Lembro-me dos instrutores, do sistema cruel estabelecido pelos Venites. As flechas voam e junto com elas o meu ódio. Em pouco tempo, estou tremendo e já é difícil mirar com precisão. Enfim, me viro para o lado e vejo o buraco da flecha certeira que Charles havia acertado na primeira vez que estivemos aqui. Imagino um rosto para ele, o rosto de quem atribuo toda a culpa: Tairone Félix.

Me viro, retesando o arco, mirando com o máximo de precisão que consigo. Ao soltar a flecha, ela segue sua trajetória e penetra ao lado do orifício da flecha de Charles. Pelo menos na minha mente, acertei Félix no meio da testa. O tremor avança para as minhas pernas e caio de joelhos, esgotado. A terra é boa, parece ser muito convidativa para acomodar meu corpo.

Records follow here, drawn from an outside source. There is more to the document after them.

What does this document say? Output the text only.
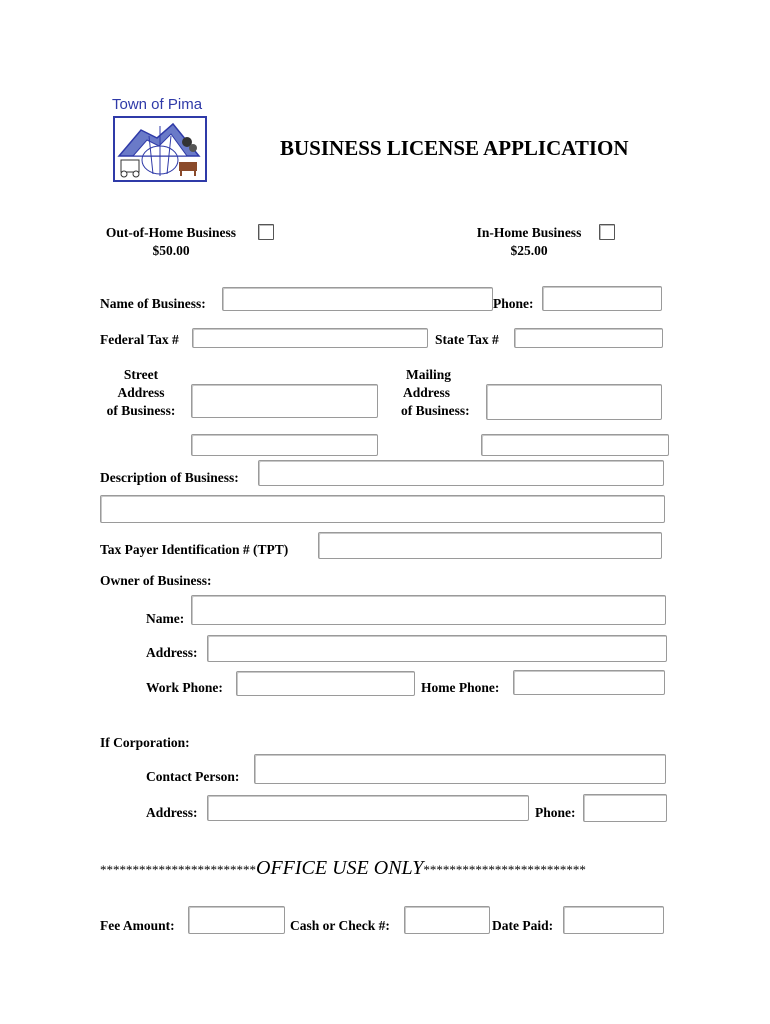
Town of Pima
BUSINESS LICENSE APPLICATION
Out-of-Home Business
$50.00
In-Home Business
$25.00
Name of Business:	Phone:
Federal Tax #	State Tax #
Street
Address
of Business:
Mailing
Address
of Business:
Description of Business:
Tax Payer Identification # (TPT)
Owner of Business:
Name:
Address:
Work Phone:	Home Phone:
If Corporation:
Contact Person:
Address:	Phone:
************************OFFICE USE ONLY*************************
Fee Amount:	Cash or Check #:	Date Paid:
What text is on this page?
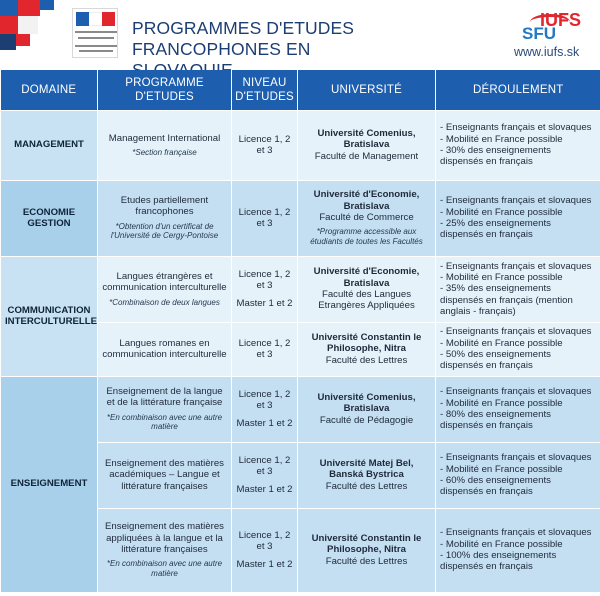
PROGRAMMES D'ETUDES
FRANCOPHONES EN
IUFS
SFU
www.iufs.sk
DOMAINE	PROGRAMME D'ETUDES	NIVEAU D'ETUDES	UNIVERSITÉ	DÉROULEMENT
MANAGEMENT	Management International
*Section française	Licence 1, 2 et 3	Université Comenius, Bratislava
Faculté de Management	- Enseignants français et slovaques
- Mobilité en France possible
- 30% des enseignements dispensés en français

ECONOMIE GESTION	Etudes partiellement francophones
*Obtention d'un certificat de l'Université de Cergy-Pontoise	Licence 1, 2 et 3	Université d'Economie, Bratislava
Faculté de Commerce
*Programme accessible aux étudiants de toutes les Facultés	- Enseignants français et slovaques
- Mobilité en France possible
- 25% des enseignements dispensés en français

COMMUNICATION INTERCULTURELLE	Langues étrangères et communication interculturelle
*Combinaison de deux langues	Licence 1, 2 et 3
Master 1 et 2	Université d'Economie, Bratislava
Faculté des Langues Etrangères Appliquées	- Enseignants français et slovaques
- Mobilité en France possible
- 35% des enseignements dispensés en français (mention anglais - français)

	Langues romanes en communication interculturelle	Licence 1, 2 et 3	Université Constantin le Philosophe, Nitra
Faculté des Lettres	- Enseignants français et slovaques
- Mobilité en France possible
- 50% des enseignements dispensés en français

ENSEIGNEMENT	Enseignement de la langue et de la littérature française
*En combinaison avec une autre matière	Licence 1, 2 et 3
Master 1 et 2	Université Comenius, Bratislava
Faculté de Pédagogie	- Enseignants français et slovaques
- Mobilité en France possible
- 80% des enseignements dispensés en français

	Enseignement des matières académiques – Langue et littérature françaises	Licence 1, 2 et 3
Master 1 et 2	Université Matej Bel, Banská Bystrica
Faculté des Lettres	- Enseignants français et slovaques
- Mobilité en France possible
- 60% des enseignements dispensés en français

	Enseignement des matières appliquées à la langue et la littérature françaises
*En combinaison avec une autre matière	Licence 1, 2 et 3
Master 1 et 2	Université Constantin le Philosophe, Nitra
Faculté des Lettres	- Enseignants français et slovaques
- Mobilité en France possible
- 100% des enseignements dispensés en français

Assim como quando cheguei na Arena, faço uma análise fria de como me encontro: estou preso, meus amigos ameaçados de morte, não tenho mais Elisa, o sangue dos que eu mais detesto corre em minhas veias. Algo se adiciona: meu avô perdeu seus pais enquanto era Renegado – posso perder os meus a qualquer momento, pode até já ter acontecido.

Me obrigo a me levantar. Ter o sangue dos meus inimigos é o que me ajudará a acabar com eles. Os planos de Nícolas são os mais agradáveis para mim agora. Recolho as flechas, contando-as, e apago um pouco das evidências de que estive aqui. Coloco as flechas na mochila, mas me lembro dos lobos e deixo em posição no arco. Caminho de volta para a cerca, mas antes de me aproximar muito dela, ouço vozes e me escondo atrás de uma árvore e arbustos.

Esgueiro-me ao redor do tronco e vejo duas figuras: Félix e sua atípica visitante, Alvina Lênin – agora que consigo vê-la de modo mais nítido, ela aparenta ter seus mais de trinta anos, com certeza foi uma das mais velhas de seu período na Arena. Aparentemente não somos só meus amigos e eu que gostamos desse lugar reservado. Abaixo e fico em silêncio, prestando o máximo de atenção à conversa.

– Já se passou metade do ano e o descendente ainda está vivo. Como me explica isso? – pergunta Alvina Lênin.

– Você sabe que não funciona assim, não podemos sair matando qualquer um...

– Félix, isso é a Arena! É a nossa Arena!

– E é por isso que temos de ter cuidado. Você pode ser uma dos nossos governantes, mas eu lido com Renegados problemáticos quando você ainda tinha espinhas no rosto.

– É bom que saiba o que está fazendo, a Câmara de Juízes está levantando algumas questões sobre o que está acontecendo aqui, deve ter alguém manipulando informações lá dentro. Se eles conseguirem provar que fugimos do sistema aleatório de mortes, sabe o que vai acontecer, não é?

– Claro que sei. Planejávamos matá-lo na Resistência de Agricultura, mas os executores não encontraram nenhum motivo válido.

– Você tem um executor aqui dentro acima de qualquer suspeita, use-o, ele não precisa de máscaras.

– Já querem colocar sangue nas mãos dele? Certo, vou avisá-lo.

A voz de Félix me causa ódio maciço. Eles estão tramando minha morte. Automaticamente, meu braço se levanta e miro a flecha na testa dele, agora posso acertar a verdadeira. Pucho a flecha de modo que ela terá força suficiente para atravessá-lo. Tenho certeza que consigo fazê-la passar por entre as aberturas da grade.

– Se o descendente não estiver morto até o fim desse ano, nós mesmos nos encarregaremos disso e você pagará o preço. Não podemos dar brechas para ninguém.

O diretor abaixa a cabeça, expondo-a ainda mais para mim. Estou quase soltando a flecha. Um suor frio desce em minha testa. Vem na minha mente o sorriso de Elisa, o que me convence de matá-lo agora. A Legítima também terá de ser morta para que eu tenha tempo, ao menos, de avisar meus amigos. Tenho certeza de que matá-los agora não me causará dor; eles carregam a culpa da morte de muitas pessoas, para mim será fácil carregar a morte de duas.